In 2006 the architectural firm of Marmol Radziner + Associates designed a sustainable, modernist prefab home featured in the November 2006 issue of Dwell magazine. The home served as a prototype for the firm's efforts to develop a series of prefab homes.

==Education==
The vast majority of Desert Hot Springs is in the Palm Springs Unified School District. The city territory extends into the Banning Unified School District.

Desert Hot Springs High School, of the Palm Springs district, opened in 1999.

==Public safety==
The city of Desert Hot Springs contracts for fire and paramedic services with the Riverside County Fire Department through a cooperative agreement with CAL FIRE.

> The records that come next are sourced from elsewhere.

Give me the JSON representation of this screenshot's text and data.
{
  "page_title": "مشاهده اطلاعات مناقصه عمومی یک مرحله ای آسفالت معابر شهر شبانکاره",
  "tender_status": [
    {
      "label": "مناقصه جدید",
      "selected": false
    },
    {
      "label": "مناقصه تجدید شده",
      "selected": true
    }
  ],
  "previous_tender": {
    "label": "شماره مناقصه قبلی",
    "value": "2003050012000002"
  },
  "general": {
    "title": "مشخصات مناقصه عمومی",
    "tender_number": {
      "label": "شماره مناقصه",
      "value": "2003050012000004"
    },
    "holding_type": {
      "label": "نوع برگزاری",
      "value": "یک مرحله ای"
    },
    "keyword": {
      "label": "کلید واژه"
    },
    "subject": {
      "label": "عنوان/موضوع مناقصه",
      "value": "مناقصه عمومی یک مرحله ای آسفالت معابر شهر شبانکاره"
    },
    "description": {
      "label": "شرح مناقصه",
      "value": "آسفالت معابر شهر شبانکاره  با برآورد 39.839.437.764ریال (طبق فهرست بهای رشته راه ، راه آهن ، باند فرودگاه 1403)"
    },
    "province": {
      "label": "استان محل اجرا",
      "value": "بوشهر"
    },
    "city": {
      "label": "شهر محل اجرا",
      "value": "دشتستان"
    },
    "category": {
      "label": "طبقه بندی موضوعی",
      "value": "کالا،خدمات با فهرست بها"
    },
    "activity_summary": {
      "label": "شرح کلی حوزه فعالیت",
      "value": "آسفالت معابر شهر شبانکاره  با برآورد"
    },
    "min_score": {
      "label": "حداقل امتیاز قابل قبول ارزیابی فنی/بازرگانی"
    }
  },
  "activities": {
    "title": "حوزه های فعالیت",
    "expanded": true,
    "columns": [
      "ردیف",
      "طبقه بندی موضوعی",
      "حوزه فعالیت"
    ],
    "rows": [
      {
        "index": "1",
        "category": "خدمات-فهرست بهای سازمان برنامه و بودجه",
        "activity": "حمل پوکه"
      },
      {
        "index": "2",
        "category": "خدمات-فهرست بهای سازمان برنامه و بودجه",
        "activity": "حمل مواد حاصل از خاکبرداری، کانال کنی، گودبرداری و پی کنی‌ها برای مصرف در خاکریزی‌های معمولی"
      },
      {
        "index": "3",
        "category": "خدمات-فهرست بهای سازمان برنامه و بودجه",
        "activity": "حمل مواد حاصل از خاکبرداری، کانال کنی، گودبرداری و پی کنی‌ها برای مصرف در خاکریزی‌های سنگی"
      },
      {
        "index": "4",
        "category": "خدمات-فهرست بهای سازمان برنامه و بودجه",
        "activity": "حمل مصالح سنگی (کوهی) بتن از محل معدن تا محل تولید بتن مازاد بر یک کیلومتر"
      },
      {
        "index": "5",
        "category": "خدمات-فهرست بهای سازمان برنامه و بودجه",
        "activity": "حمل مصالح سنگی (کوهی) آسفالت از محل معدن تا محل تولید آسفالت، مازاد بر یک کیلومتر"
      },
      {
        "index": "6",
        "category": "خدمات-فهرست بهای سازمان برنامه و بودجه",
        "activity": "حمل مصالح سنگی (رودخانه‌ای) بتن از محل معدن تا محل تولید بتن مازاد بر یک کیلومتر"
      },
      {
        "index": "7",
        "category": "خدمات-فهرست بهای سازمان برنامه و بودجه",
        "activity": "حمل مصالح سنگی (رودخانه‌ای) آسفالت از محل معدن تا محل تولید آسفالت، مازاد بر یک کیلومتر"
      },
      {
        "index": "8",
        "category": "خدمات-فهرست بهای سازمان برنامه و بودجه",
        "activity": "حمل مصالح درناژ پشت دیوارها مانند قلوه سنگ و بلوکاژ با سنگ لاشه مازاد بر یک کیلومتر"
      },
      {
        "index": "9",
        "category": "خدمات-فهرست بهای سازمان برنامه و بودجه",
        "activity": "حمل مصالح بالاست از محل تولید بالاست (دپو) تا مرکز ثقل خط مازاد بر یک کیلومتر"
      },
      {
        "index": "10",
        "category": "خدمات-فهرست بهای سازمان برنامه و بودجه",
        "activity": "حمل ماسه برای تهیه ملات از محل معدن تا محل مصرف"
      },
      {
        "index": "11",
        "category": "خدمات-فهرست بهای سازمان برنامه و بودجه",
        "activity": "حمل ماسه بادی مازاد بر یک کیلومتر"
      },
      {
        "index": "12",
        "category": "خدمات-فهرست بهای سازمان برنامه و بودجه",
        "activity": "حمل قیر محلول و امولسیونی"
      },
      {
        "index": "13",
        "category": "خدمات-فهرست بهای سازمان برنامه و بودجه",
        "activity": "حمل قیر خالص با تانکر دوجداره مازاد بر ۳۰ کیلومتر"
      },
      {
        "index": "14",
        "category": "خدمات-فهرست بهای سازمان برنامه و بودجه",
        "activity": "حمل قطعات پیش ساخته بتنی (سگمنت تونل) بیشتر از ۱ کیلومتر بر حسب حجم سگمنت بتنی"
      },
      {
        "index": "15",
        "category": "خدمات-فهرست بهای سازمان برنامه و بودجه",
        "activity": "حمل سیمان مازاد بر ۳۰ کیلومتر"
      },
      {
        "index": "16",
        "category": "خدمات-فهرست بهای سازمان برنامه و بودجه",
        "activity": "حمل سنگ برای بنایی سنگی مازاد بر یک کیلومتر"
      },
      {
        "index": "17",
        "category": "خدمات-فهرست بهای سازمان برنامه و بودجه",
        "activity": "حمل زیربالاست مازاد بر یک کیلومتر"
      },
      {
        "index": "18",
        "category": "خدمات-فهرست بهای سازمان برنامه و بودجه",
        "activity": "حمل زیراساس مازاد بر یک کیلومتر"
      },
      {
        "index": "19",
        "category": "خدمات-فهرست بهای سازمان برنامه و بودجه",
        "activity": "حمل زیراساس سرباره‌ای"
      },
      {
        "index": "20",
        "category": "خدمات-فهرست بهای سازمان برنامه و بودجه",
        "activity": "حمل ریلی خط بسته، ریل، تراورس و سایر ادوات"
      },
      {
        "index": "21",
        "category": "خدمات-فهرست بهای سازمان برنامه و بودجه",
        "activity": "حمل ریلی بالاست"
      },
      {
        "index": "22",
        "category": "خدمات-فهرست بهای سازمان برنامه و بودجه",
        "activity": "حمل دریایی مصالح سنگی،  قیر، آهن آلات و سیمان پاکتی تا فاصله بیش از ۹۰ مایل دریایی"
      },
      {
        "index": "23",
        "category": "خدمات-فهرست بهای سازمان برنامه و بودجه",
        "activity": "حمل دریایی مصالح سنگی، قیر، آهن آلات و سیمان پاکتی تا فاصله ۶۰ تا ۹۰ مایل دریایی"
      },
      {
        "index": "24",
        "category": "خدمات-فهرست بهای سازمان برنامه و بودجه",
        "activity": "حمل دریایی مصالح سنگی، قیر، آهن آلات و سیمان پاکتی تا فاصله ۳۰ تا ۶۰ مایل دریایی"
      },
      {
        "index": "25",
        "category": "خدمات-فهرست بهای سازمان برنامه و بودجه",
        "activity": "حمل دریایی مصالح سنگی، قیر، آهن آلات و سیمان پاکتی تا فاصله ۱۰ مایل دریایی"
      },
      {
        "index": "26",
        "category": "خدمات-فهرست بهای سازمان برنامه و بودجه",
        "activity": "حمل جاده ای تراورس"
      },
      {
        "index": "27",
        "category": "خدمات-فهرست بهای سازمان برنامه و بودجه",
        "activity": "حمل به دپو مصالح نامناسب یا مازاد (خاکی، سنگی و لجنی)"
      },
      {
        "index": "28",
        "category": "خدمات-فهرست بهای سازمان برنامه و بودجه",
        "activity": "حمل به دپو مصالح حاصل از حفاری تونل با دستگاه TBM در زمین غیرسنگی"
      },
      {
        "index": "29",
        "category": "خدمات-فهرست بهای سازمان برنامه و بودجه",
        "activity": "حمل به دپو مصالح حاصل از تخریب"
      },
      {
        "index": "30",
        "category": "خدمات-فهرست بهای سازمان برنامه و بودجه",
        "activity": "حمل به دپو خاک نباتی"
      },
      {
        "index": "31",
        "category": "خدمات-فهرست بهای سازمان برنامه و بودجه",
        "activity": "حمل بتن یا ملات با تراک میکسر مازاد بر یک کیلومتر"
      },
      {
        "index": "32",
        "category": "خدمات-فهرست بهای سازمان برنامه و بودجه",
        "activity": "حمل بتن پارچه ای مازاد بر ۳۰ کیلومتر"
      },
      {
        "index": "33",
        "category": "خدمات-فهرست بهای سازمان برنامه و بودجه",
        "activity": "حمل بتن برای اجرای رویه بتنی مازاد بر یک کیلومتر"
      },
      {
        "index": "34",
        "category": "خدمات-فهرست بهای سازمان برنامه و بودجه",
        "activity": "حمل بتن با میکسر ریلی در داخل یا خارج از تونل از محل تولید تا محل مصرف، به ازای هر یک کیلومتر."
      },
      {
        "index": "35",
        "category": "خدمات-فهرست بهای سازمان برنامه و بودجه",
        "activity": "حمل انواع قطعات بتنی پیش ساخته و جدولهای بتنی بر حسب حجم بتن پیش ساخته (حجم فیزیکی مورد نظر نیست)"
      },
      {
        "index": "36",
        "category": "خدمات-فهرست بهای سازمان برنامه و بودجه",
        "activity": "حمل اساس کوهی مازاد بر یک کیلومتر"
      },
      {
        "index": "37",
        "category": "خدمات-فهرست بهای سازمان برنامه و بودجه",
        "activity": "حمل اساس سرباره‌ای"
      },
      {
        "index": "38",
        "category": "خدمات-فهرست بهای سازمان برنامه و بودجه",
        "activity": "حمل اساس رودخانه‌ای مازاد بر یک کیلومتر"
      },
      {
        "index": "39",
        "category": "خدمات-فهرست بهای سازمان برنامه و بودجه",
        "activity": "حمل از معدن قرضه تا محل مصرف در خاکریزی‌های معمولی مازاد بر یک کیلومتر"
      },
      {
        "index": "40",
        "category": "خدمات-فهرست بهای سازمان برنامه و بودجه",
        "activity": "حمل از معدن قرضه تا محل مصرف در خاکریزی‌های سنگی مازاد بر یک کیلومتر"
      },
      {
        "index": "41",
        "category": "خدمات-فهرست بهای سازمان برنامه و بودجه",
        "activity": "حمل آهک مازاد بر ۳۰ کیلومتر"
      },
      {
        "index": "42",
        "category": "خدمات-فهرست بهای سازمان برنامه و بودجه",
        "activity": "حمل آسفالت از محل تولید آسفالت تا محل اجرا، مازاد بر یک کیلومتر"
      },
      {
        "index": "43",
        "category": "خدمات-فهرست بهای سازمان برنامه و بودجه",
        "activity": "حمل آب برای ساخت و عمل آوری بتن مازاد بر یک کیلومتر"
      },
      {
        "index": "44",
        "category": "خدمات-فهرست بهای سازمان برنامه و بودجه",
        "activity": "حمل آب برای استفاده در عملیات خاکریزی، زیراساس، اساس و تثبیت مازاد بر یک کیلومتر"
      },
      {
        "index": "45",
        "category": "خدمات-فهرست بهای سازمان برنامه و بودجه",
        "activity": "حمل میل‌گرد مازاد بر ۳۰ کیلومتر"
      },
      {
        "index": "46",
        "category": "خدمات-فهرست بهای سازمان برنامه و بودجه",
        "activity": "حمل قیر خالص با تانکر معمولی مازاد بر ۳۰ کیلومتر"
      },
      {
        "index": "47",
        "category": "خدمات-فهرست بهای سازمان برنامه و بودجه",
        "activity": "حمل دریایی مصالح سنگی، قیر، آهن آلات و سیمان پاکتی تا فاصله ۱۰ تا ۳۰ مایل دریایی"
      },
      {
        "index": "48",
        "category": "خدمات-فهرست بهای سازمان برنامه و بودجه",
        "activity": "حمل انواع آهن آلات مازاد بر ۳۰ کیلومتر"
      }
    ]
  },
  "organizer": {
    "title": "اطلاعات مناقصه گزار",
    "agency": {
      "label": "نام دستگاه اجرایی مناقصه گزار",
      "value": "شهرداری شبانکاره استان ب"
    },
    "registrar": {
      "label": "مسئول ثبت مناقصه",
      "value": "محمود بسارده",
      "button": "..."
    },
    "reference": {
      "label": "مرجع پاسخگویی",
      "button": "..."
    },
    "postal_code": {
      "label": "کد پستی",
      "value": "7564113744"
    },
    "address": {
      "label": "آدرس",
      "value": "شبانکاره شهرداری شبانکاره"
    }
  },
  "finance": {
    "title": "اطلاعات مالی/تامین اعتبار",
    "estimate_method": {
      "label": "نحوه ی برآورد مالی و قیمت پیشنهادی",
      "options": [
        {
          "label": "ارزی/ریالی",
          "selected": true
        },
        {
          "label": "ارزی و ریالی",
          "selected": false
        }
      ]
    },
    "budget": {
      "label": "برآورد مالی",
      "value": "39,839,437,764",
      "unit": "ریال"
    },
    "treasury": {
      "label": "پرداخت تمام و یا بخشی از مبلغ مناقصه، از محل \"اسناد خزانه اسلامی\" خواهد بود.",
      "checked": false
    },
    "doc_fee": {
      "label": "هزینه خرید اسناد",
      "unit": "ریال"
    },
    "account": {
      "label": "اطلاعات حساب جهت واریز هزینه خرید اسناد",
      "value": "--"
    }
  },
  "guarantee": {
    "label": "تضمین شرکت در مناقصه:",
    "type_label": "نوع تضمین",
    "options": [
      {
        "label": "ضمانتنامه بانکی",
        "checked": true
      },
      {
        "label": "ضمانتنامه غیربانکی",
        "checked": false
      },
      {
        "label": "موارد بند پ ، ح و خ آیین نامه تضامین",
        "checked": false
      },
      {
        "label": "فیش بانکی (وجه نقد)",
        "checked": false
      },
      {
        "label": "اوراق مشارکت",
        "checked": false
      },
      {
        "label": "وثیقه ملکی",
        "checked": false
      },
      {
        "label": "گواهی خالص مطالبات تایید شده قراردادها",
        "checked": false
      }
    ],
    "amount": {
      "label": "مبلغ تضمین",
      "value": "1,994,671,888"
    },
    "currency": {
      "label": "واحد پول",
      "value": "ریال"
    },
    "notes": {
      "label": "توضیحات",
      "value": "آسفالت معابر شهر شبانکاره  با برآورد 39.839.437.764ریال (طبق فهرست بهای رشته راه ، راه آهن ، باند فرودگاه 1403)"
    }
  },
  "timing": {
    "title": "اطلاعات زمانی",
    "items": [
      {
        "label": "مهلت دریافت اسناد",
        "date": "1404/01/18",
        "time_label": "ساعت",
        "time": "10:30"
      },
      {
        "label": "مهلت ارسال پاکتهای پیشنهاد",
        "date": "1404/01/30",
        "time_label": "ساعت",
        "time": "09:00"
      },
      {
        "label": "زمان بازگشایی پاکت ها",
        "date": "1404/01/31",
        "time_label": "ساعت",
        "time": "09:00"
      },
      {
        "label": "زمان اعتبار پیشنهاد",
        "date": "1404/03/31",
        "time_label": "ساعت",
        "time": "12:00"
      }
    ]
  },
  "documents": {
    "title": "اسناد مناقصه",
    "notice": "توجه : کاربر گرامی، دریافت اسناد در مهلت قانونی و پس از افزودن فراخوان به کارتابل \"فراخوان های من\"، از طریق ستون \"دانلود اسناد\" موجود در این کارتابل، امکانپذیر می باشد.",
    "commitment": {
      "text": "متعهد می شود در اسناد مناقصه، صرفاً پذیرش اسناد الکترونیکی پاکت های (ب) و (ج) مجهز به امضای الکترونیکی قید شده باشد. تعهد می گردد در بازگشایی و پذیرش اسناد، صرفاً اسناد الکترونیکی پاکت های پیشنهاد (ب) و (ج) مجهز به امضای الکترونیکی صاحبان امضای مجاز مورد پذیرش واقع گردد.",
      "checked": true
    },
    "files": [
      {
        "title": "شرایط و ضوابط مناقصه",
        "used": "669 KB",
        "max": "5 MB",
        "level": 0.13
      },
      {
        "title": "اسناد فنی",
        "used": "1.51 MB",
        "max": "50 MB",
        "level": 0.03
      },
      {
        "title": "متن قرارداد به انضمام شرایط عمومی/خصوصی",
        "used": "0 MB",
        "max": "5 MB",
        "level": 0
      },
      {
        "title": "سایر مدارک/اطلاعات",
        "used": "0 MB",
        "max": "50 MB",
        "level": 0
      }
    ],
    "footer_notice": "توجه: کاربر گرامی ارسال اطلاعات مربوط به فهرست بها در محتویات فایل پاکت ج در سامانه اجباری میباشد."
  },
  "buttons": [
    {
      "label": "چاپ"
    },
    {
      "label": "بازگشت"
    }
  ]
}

American Medical Response provides ambulance services to Desert Hot Springs

Desert Hot Springs has their own municipal police department. In two separate municipal ballot measures, Desert Hot Springs residents approved a utility users tax and a public safety tax by majorities of over 75 percent. Both measures provide added funding to the police department and other public safety services.

==Media==
Two newspapers are published in the city. The Desert Star Weekly (publishing on Wednesdays and Fridays) and The Public Record (publishing on Tuesdays).

==Notable people==
- Coco Crisp, Major League Baseball player
- John L. Gaunt, photographer
- Janet Gaynor, actress
- Gus Henderson, football coach
- Knute Hill, Democratic politician
- Paul Krassner, author, journalist, comedian
- Noel Langley, South African novelist
- Robert McAlmon, author
- Jerome Storm, film director
- Joan Woodbury, actress
- Rick Zumwalt, wrestler

==Wildlife==
Desert Hot Springs lies just south of large nature preserves such as Big Morongo Canyon Preserve and Joshua Tree National Park. Surrounding areas are home to a number of species adapted for the desert climate and temperature extremes. Species include pronghorns, desert bighorn sheep, desert tortoise, kit fox, desert iguana, horned lizard, chuckwalla, roadrunners, mountain lions, raptors and Gila monsters.

Although black bears are not common here, a bear was sighted on Palm Drive and Dillon Road in October 2010.